Quick Start¶
Training¶
Run the log-magnitude model (recommended starting point):
python -m libdse.train.simpleAE_logmag_nc
The checkpoint with the best validation loss is saved to
models/simple_autoencoder_logmag_spec_noisy_clean.
Monitor training with TensorBoard:
tensorboard --logdir runs
Gradio Demo¶
A pre-trained checkpoint is included in models/. Launch the demo:
python -m libdse.showcases.simpleAE_logmag_nc
Open http://127.0.0.1:7860 in a browser.
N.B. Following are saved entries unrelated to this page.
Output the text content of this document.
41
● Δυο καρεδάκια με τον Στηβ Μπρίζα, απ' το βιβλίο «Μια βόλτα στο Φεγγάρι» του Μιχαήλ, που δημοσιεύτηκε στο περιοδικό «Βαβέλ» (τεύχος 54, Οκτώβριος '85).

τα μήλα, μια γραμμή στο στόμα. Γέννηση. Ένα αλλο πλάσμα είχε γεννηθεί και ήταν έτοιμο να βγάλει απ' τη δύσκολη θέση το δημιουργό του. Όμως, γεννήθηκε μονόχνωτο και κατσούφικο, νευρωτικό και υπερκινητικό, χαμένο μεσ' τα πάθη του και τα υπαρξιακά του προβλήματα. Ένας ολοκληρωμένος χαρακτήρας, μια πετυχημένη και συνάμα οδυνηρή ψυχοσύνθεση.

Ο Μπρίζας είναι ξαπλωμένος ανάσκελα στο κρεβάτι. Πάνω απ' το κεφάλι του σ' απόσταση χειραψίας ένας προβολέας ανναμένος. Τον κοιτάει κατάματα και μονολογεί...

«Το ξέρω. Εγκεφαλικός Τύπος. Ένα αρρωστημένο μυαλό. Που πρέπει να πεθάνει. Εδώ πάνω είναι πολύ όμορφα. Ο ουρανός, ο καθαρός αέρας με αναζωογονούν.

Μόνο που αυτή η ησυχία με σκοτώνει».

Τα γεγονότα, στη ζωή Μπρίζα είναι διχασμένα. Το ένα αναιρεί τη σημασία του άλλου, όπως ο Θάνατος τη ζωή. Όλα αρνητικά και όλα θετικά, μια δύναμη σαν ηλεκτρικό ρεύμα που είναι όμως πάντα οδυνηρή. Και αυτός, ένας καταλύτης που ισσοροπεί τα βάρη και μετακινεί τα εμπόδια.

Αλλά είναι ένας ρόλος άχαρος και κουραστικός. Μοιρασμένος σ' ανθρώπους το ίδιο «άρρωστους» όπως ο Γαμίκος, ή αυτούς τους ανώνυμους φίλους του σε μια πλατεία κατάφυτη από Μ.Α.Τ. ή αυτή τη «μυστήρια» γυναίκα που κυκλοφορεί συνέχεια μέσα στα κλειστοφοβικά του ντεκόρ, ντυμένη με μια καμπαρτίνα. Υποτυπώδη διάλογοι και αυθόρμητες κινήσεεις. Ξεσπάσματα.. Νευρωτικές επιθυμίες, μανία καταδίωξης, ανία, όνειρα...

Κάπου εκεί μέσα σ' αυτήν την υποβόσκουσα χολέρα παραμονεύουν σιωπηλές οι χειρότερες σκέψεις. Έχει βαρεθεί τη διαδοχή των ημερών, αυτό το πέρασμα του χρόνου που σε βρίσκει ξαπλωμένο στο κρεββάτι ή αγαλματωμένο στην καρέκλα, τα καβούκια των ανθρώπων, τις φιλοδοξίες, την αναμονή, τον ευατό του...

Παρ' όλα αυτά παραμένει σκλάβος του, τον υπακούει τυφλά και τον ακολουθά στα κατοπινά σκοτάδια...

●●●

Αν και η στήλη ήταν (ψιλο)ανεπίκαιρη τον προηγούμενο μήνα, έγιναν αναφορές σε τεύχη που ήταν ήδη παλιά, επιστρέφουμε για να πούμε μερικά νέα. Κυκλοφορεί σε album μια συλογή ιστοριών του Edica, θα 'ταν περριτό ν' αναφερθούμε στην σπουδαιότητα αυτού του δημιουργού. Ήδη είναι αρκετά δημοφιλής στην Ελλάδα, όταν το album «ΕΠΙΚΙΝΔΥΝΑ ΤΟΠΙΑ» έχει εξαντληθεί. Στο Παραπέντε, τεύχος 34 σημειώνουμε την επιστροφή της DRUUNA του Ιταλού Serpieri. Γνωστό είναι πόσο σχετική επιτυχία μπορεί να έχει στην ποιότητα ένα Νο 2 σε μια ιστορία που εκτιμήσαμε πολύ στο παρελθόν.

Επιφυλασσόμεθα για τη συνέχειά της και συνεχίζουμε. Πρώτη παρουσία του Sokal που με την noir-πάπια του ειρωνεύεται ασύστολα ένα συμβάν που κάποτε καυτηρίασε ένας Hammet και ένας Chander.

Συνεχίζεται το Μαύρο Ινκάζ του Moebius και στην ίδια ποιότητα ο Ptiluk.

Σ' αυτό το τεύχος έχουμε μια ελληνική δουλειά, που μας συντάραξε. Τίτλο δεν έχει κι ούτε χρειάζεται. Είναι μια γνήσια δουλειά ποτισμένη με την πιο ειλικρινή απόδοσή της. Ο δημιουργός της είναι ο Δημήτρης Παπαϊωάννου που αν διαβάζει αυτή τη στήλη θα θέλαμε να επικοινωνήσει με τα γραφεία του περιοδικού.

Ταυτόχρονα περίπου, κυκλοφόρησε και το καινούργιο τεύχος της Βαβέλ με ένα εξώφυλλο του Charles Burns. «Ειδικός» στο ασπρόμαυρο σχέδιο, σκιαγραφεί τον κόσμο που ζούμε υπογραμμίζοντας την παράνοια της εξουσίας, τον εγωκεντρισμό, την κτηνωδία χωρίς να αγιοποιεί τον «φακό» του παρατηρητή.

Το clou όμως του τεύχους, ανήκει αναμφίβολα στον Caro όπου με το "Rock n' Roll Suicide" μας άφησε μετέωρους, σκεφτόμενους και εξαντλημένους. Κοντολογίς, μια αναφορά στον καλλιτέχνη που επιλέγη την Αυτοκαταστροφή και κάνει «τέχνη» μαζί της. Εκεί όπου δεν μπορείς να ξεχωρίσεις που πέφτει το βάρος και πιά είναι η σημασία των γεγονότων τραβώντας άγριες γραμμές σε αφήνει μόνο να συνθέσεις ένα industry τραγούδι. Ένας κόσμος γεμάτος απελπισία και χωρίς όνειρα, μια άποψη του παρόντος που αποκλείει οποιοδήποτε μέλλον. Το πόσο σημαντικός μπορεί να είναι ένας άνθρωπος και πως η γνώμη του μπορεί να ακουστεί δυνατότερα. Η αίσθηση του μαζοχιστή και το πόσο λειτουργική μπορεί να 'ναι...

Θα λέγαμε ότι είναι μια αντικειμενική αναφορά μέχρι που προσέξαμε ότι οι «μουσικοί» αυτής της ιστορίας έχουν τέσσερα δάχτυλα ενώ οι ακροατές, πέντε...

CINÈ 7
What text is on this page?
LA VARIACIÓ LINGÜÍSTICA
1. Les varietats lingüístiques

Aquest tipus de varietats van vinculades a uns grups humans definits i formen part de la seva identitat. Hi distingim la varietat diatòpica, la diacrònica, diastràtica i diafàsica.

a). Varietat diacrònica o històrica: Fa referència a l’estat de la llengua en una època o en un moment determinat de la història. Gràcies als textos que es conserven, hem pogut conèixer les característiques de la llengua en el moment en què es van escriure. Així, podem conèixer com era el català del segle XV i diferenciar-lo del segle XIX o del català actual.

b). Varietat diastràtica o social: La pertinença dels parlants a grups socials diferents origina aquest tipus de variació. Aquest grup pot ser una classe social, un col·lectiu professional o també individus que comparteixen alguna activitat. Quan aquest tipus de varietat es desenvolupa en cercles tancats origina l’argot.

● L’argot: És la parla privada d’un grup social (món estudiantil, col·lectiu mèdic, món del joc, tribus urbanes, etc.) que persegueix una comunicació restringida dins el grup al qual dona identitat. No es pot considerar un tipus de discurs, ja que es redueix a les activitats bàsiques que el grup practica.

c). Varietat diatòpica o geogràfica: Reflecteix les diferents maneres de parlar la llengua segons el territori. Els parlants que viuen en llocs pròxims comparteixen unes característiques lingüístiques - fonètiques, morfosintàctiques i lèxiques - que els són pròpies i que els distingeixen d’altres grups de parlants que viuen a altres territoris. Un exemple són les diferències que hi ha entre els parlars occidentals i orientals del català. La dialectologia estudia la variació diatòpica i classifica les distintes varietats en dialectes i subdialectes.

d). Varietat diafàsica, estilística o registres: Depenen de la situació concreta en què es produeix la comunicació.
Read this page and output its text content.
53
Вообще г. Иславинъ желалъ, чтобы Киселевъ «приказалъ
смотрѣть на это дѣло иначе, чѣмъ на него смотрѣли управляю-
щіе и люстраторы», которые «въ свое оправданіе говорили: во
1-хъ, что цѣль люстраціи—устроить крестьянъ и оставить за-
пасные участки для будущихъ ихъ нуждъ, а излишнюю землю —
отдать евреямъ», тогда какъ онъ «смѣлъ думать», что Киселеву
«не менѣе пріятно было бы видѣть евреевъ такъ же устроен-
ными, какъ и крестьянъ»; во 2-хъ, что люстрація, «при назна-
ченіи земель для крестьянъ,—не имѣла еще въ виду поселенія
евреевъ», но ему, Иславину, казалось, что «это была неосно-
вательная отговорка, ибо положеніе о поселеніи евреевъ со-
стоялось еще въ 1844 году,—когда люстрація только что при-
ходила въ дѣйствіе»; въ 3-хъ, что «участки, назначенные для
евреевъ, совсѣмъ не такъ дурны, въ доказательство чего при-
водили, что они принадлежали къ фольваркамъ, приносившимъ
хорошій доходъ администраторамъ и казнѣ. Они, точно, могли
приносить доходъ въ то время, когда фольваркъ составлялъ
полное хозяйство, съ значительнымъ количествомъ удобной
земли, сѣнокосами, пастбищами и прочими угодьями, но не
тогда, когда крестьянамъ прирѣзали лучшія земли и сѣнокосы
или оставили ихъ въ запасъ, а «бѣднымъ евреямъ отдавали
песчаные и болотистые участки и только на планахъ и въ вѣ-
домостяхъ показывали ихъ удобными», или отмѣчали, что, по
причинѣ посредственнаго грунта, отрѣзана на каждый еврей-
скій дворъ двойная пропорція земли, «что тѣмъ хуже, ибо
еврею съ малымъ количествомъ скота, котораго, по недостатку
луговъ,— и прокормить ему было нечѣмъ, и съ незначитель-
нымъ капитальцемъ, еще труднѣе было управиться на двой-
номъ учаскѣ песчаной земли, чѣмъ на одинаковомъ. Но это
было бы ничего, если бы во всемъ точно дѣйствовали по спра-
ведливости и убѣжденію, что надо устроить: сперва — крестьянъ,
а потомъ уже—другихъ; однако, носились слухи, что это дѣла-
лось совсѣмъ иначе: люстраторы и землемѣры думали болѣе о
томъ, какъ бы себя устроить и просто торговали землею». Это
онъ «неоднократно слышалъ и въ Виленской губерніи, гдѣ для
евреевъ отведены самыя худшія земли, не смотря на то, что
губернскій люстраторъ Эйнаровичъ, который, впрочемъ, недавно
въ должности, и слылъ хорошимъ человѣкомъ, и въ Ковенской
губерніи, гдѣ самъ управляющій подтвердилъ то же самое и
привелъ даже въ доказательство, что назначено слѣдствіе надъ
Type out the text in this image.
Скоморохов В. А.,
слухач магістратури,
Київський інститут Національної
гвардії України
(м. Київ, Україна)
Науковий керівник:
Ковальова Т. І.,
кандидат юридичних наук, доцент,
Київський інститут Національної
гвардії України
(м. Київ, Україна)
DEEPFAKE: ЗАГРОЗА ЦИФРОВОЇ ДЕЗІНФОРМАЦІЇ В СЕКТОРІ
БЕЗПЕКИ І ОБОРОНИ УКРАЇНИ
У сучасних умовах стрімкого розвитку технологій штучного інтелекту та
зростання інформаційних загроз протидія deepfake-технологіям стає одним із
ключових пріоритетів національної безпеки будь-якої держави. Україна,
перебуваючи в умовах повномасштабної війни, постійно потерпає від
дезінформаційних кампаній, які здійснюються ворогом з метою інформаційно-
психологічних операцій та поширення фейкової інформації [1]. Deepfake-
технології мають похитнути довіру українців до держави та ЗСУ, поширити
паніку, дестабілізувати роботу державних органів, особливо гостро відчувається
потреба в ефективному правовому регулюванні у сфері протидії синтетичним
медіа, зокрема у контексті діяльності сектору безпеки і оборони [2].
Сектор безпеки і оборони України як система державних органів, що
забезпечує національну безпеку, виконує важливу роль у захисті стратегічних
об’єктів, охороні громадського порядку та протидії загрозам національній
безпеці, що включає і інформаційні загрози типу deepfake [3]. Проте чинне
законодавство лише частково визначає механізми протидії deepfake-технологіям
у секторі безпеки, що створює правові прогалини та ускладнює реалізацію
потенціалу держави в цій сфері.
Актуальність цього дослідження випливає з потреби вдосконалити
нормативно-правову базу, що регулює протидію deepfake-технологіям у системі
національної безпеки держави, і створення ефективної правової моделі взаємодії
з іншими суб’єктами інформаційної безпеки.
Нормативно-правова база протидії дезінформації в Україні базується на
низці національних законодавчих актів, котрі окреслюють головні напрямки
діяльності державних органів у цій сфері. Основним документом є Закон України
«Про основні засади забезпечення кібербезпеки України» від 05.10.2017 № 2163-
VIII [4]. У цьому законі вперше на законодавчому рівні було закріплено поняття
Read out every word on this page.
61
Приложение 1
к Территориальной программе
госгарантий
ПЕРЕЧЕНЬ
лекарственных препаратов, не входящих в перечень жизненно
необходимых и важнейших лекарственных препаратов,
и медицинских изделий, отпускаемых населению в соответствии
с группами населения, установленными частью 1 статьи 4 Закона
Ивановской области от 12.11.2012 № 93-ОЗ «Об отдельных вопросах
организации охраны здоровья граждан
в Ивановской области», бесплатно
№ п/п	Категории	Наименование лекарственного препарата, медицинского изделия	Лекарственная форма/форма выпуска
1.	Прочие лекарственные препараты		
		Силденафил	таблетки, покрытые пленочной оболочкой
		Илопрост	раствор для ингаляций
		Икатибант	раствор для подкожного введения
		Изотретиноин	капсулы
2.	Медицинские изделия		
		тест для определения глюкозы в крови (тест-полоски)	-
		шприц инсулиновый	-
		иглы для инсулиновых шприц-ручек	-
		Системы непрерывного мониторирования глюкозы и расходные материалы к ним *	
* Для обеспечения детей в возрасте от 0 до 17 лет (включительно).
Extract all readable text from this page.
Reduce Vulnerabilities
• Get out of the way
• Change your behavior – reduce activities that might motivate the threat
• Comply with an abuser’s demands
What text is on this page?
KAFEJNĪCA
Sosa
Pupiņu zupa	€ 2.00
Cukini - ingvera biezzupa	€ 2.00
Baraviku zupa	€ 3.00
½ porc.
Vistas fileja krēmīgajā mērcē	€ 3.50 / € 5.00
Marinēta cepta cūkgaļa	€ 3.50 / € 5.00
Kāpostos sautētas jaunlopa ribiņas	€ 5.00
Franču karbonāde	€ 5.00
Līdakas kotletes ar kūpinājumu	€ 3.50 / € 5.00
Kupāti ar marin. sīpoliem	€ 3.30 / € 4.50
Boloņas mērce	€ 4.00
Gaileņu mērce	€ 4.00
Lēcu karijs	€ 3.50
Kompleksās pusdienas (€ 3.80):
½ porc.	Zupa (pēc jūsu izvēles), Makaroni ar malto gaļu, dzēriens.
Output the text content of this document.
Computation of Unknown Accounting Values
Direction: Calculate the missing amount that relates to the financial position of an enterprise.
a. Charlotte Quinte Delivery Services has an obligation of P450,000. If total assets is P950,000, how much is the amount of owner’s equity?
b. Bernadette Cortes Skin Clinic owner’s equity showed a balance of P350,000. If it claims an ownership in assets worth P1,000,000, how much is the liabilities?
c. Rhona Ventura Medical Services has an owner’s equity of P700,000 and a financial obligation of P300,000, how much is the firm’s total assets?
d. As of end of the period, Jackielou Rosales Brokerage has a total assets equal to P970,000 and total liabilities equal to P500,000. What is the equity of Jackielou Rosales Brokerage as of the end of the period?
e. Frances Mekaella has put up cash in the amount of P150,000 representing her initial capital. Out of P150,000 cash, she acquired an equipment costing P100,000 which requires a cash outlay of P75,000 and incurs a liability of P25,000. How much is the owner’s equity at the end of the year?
Two tabs are available:
Denoise — upload any audio file; spectrograms of the noisy input and the enhanced output are shown side-by-side.
Noise mix — upload clean speech, select a DEMAND environment, set a target SNR, and listen to the synthesised noisy mixture.
Running Tests¶
uv run pytest
Using the API directly¶
from pathlib import Path
import librosa
import torch
from libdse.nets import VanillaAutoEncoder
from libdse.data.features import LogMagnitudeSpectrumExtractor
from libdse.data.noise import DEMANDNoiseDataset, DEMANDNoiseType
from libdse.data.librispeech import LibriSpeechDataset
from torch.utils.data import DataLoader
# --- Build noise dataset -------------------------------------------------
noise_ds = DEMANDNoiseDataset(
entry_point=Path("data/noise/DEMAND"),
noise_types=DEMANDNoiseType.ALL,
)
# --- Build feature extractor ---------------------------------------------
extractor = LogMagnitudeSpectrumExtractor(
sampling_rate=8_000,
window_length=256,
hop_length=128,
noise=noise_ds,
)
# --- Wrap the LibriSpeech corpus -----------------------------------------
ds = LibriSpeechDataset(
entry_point=Path("data/train-clean-100"),
extractor=extractor,
sample_rate=8_000,
)
loader = DataLoader(ds, batch_size=256)
# --- Define the model ----------------------------------------------------
model = VanillaAutoEncoder(
input_dim=ds.sample_shape[0], # 129 for window_length=256
latent_dim=180,
hidden_layer_struct=[2048, 500],
)
# --- Single forward pass -------------------------------------------------
noisy_batch, clean_batch = next(iter(loader))
enhanced = model(noisy_batch.float())
print(enhanced.shape) # (256, 129)